Showing Master Branch Code to prove that device is mandatory
Line 256 in training.py:
self._learned_params = LearnedParams(
self.config['learned_params'], simulation.scenario_params,
device=device, training_params=preprocessed_scenario_params,
validate=False)
Line 369 in training.py:
dataset = DNATrainingDataset(
simulation.data_source, self.learned_params,
training_series=training_series, **self.dataset_params)
I could be wrong, but It feels absurd/counter intuitive to me. Why would I need to put weights
parameters on GPU for the loss function before even using it in the training phase ? At this point, I do not even know if I might work on CPU or GPU that I need to specify it.
To be honest, I am not convinced about dnadna/params.py
. There are things that are called "parameters" but are in fact targets
. Even if those targets could be parameters of a mathematical model.
It looks like, we have different naming scheme. I think that a parameter is something we optimize, not something that are used to optimize our model:
-
nets.parameters()
are parameters -
targets
are not parameters
Solution
https://discuss.pytorch.org/t/move-the-loss-function-to-gpu/20060/6
=> Conclusion: We could remove it and put it in the training loop and not in the instantiation.
Other great solution: One of the best tutorial out there.

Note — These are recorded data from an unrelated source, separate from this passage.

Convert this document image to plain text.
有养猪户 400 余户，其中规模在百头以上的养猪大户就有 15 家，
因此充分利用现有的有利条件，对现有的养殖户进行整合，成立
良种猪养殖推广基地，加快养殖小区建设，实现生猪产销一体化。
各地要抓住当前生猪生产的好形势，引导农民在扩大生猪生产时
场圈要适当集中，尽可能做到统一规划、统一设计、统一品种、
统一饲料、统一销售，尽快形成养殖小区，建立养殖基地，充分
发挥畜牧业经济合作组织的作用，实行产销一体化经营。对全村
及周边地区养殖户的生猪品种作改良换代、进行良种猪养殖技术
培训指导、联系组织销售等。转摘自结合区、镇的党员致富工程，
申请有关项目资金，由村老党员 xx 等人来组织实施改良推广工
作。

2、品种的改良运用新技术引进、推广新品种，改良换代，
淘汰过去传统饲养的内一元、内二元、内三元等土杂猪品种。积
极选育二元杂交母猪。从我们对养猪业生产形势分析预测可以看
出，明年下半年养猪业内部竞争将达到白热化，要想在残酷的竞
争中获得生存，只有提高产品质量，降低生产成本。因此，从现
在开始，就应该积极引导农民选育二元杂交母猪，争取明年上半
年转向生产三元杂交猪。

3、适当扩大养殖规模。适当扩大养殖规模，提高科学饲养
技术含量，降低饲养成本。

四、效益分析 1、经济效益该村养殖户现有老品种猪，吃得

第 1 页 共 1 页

Pay attention to details in this tutorial, it is really well made. Especially the order of the code, and the natural, yet not said but easy to guess, split of deep learning files.
Question
This part is more of a complain, and not a question.
I will ask again:
- Is dnadna made for us in order to use a common clean and well thought code ?

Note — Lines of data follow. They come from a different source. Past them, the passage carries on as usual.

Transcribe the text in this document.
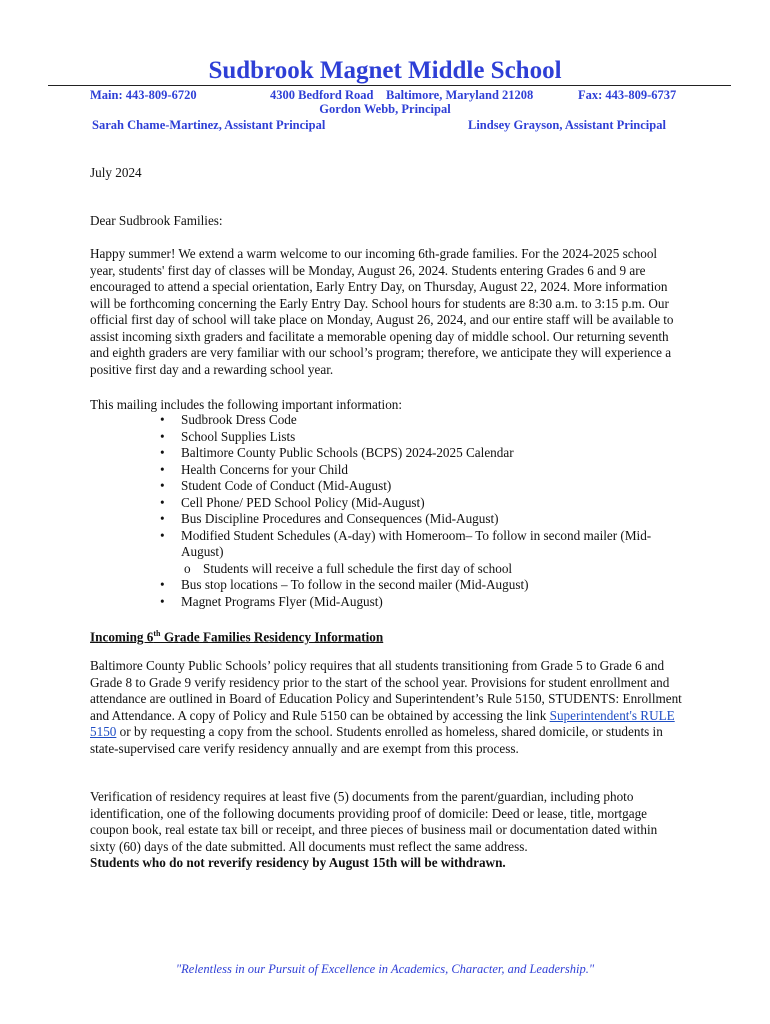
Sudbrook Magnet Middle School
Main: 443-809-6720	4300 Bedford Road    Baltimore, Maryland 21208	Fax: 443-809-6737
Gordon Webb, Principal
Sarah Chame-Martinez, Assistant Principal	Lindsey Grayson, Assistant Principal
July 2024
Dear Sudbrook Families:
Happy summer! We extend a warm welcome to our incoming 6th-grade families. For the 2024-2025 school year, students' first day of classes will be Monday, August 26, 2024. Students entering Grades 6 and 9 are encouraged to attend a special orientation, Early Entry Day, on Thursday, August 22, 2024. More information will be forthcoming concerning the Early Entry Day. School hours for students are 8:30 a.m. to 3:15 p.m. Our official first day of school will take place on Monday, August 26, 2024, and our entire staff will be available to assist incoming sixth graders and facilitate a memorable opening day of middle school. Our returning seventh and eighth graders are very familiar with our school’s program; therefore, we anticipate they will experience a positive first day and a rewarding school year.
This mailing includes the following important information:
• Sudbrook Dress Code
• School Supplies Lists
• Baltimore County Public Schools (BCPS) 2024-2025 Calendar
• Health Concerns for your Child
• Student Code of Conduct (Mid-August)
• Cell Phone/ PED School Policy (Mid-August)
• Bus Discipline Procedures and Consequences (Mid-August)
• Modified Student Schedules (A-day) with Homeroom– To follow in second mailer (Mid-August)
o Students will receive a full schedule the first day of school
• Bus stop locations – To follow in the second mailer (Mid-August)
• Magnet Programs Flyer (Mid-August)
Incoming 6th Grade Families Residency Information
Baltimore County Public Schools’ policy requires that all students transitioning from Grade 5 to Grade 6 and Grade 8 to Grade 9 verify residency prior to the start of the school year. Provisions for student enrollment and attendance are outlined in Board of Education Policy and Superintendent’s Rule 5150, STUDENTS: Enrollment and Attendance. A copy of Policy and Rule 5150 can be obtained by accessing the link Superintendent's RULE 5150 or by requesting a copy from the school. Students enrolled as homeless, shared domicile, or students in state-supervised care verify residency annually and are exempt from this process.
Verification of residency requires at least five (5) documents from the parent/guardian, including photo identification, one of the following documents providing proof of domicile: Deed or lease, title, mortgage coupon book, real estate tax bill or receipt, and three pieces of business mail or documentation dated within sixty (60) days of the date submitted. All documents must reflect the same address.
Students who do not reverify residency by August 15th will be withdrawn.
"Relentless in our Pursuit of Excellence in Academics, Character, and Leadership."
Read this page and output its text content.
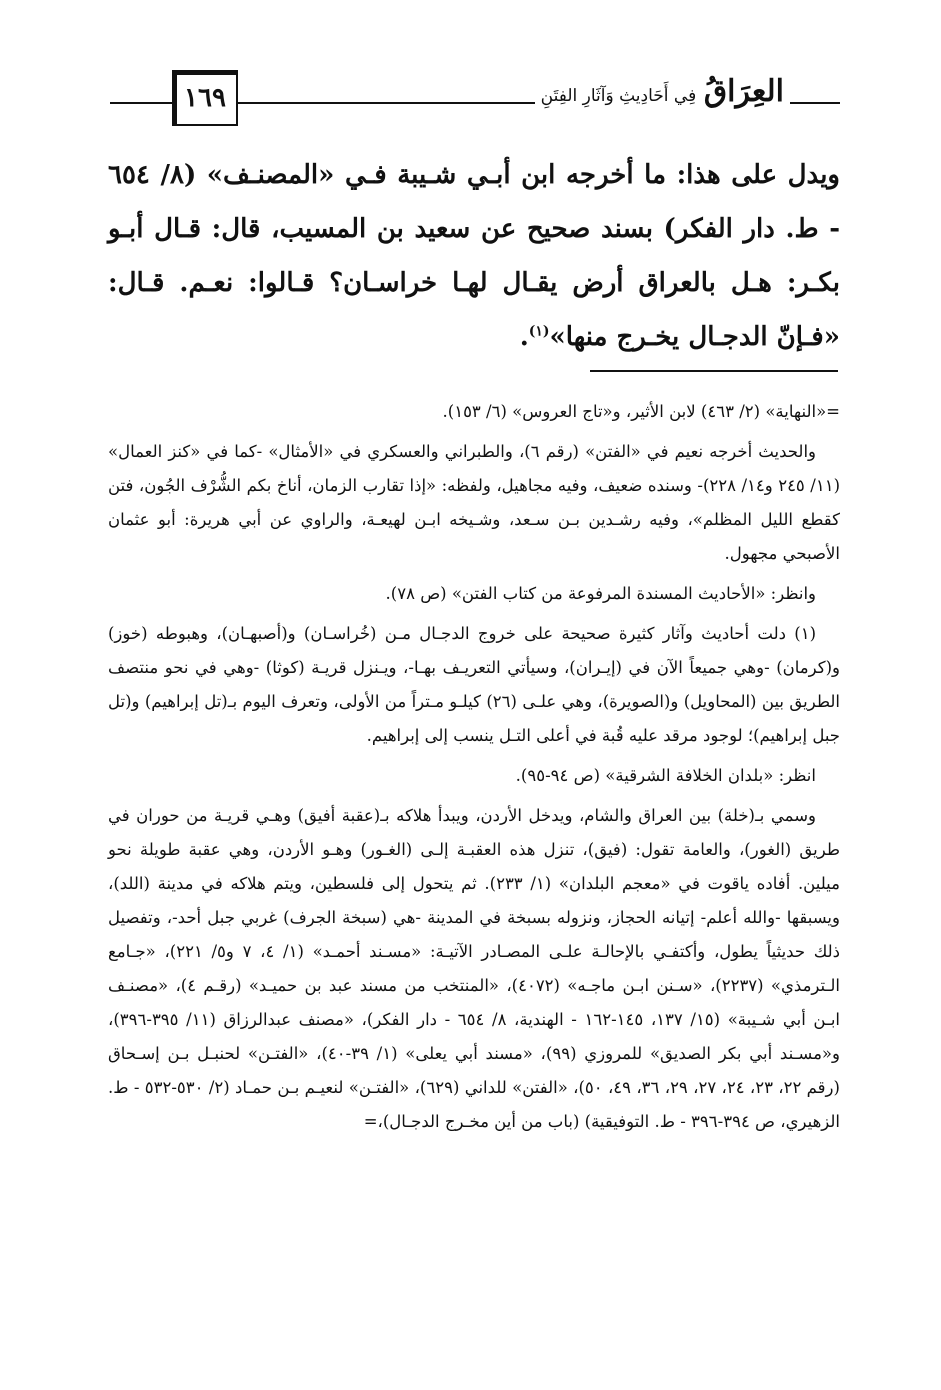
العِرَاقُ فِي أَحَادِيثِ وَآثَارِ الفِتَنِ
١٦٩

ويدل على هذا: ما أخرجه ابن أبـي شـيبة فـي «المصنـف» (٨/ ٦٥٤ - ط. دار الفكر) بسند صحيح عن سعيد بن المسيب، قال: قـال أبـو بكـر: هـل بالعراق أرض يقـال لهـا خراسـان؟ قـالوا: نعـم. قـال: «فـإنّ الدجـال يخـرج منها»$^{(١)}$.

=«النهاية» (٢/ ٤٦٣) لابن الأثير، و«تاج العروس» (٦/ ١٥٣).

والحديث أخرجه نعيم في «الفتن» (رقم ٦)، والطبراني والعسكري في «الأمثال» -كما في «كنز العمال» (١١/ ٢٤٥ و١٤/ ٢٢٨)- وسنده ضعيف، وفيه مجاهيل، ولفظه: «إذا تقارب الزمان، أناخ بكم الشُّرْف الجُون، فتن كقطع الليل المظلم»، وفيه رشـدين بـن سـعد، وشـيخه ابـن لهيعـة، والراوي عن أبي هريرة: أبو عثمان الأصبحي مجهول.

وانظر: «الأحاديث المسندة المرفوعة من كتاب الفتن» (ص ٧٨).

(١) دلت أحاديث وآثار كثيرة صحيحة على خروج الدجـال مـن (خُراسـان) و(أصبهـان)، وهبوطه (خوز) و(كرمان) -وهي جميعاً الآن في (إيـران)، وسيأتي التعريـف بهـا-، ويـنزل قريـة (كوثا) -وهي في نحو منتصف الطريق بين (المحاويل) و(الصويرة)، وهي علـى (٢٦) كيلـو مـتراً من الأولى، وتعرف اليوم بـ(تل إبراهيم) و(تل جبل إبراهيم)؛ لوجود مرقد عليه قُبة في أعلى التـل ينسب إلى إبراهيم.

انظر: «بلدان الخلافة الشرقية» (ص ٩٤-٩٥).

وسمي بـ(خلة) بين العراق والشام، ويدخل الأردن، ويبدأ هلاكه بـ(عقبة أفيق) وهـي قريـة من حوران في طريق (الغور)، والعامة تقول: (فيق)، تنزل هذه العقبـة إلـى (الغـور) وهـو الأردن، وهي عقبة طويلة نحو ميلين. أفاده ياقوت في «معجم البلدان» (١/ ٢٣٣). ثم يتحول إلى فلسطين، ويتم هلاكه في مدينة (اللد)، ويسبقها -والله أعلم- إتيانه الحجاز، ونزوله بسبخة في المدينة -هي (سبخة الجرف) غربي جبل أحد-، وتفصيل ذلك حديثياً يطول، وأكتفـي بالإحالـة علـى المصـادر الآتيـة: «مسـند أحمـد» (١/ ٤، ٧ و٥/ ٢٢١)، «جـامع الـترمذي» (٢٢٣٧)، «سـنن ابـن ماجـه» (٤٠٧٢)، «المنتخب من مسند عبد بن حميـد» (رقـم ٤)، «مصنـف ابـن أبي شـيبة» (١٥/ ١٣٧، ١٤٥-١٦٢ - الهندية، ٨/ ٦٥٤ - دار الفكر)، «مصنف عبدالرزاق (١١/ ٣٩٥-٣٩٦)، و«مسـند أبي بكر الصديق» للمروزي (٩٩)، «مسند أبي يعلى» (١/ ٣٩-٤٠)، «الفتـن» لحنبـل بـن إسـحاق (رقم ٢٢، ٢٣، ٢٤، ٢٧، ٢٩، ٣٦، ٤٩، ٥٠)، «الفتن» للداني (٦٢٩)، «الفتـن» لنعيـم بـن حمـاد (٢/ ٥٣٠-٥٣٢ - ط. الزهيري، ص ٣٩٤-٣٩٦ - ط. التوفيقية) (باب من أين مخـرج الدجـال)،=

- Or is it a blackbox for non-geek users ?
Most of the time, I get the first answer which I agree with, but the way it is coded actually is not really flexible and satisfying. It is more a blackbox for non-geek users than a clean code for us.
When I first arrived in the project, I thought that having a semi blackbox was a great idea, but I have changed my mind. I rather prefer have full control of whats going on in the code at the expense of more bugs or parameters to specify.
For instance, let me give example of non-flexibility:
- If I want to test, let's say 10 different networks, the data loader (for the exact same dataset) will have to reload each time (and it takes 2-5min for medium-big dataset)
- If I am 'debugging' a network, I have to load the entire dataset to test it on a single example (because
get_example_datum
is based on training_loader (`get_example_datum could load training_loader.dataset[0][1] itself without training_loader) - I could be wrong: It is not obvious how the data is loaded and it might be correlated with those 5min to load the entire dataset ? In my opinion, we should just have a mapping of index to NPZ file. (at the end, it is what it is done, but before it we load with pandas some big .csv files and might be the reason of these long loading times, I am wondering if it is mandatory).
- It is not saved anywhere any information (exact code / version e.t.c.) on a run (expect the .yml file). Hence, if someone else look at a run he can not guess what was exactly trained, or if someone forget, the information is completely lost.
- Training Loop is so much hard coded and not flexible: It is hard to add loss function the way it is coded. (and _compute_loss_metrics does things it should not do, like so much other stuff in dnadna).
These examples are pure user facts (global code behavior), and I did not get into the details (I would like to mention that, It can not be resolved by spamming tests
). But I think that the flexbility/"well-thoughtness" of the code's details is of the same kind.
I may be wrong on how to use dnadna
. And I would be very happy to get informed. In addition, I do not know how you use it, but I guess that my usage is not so different of yours.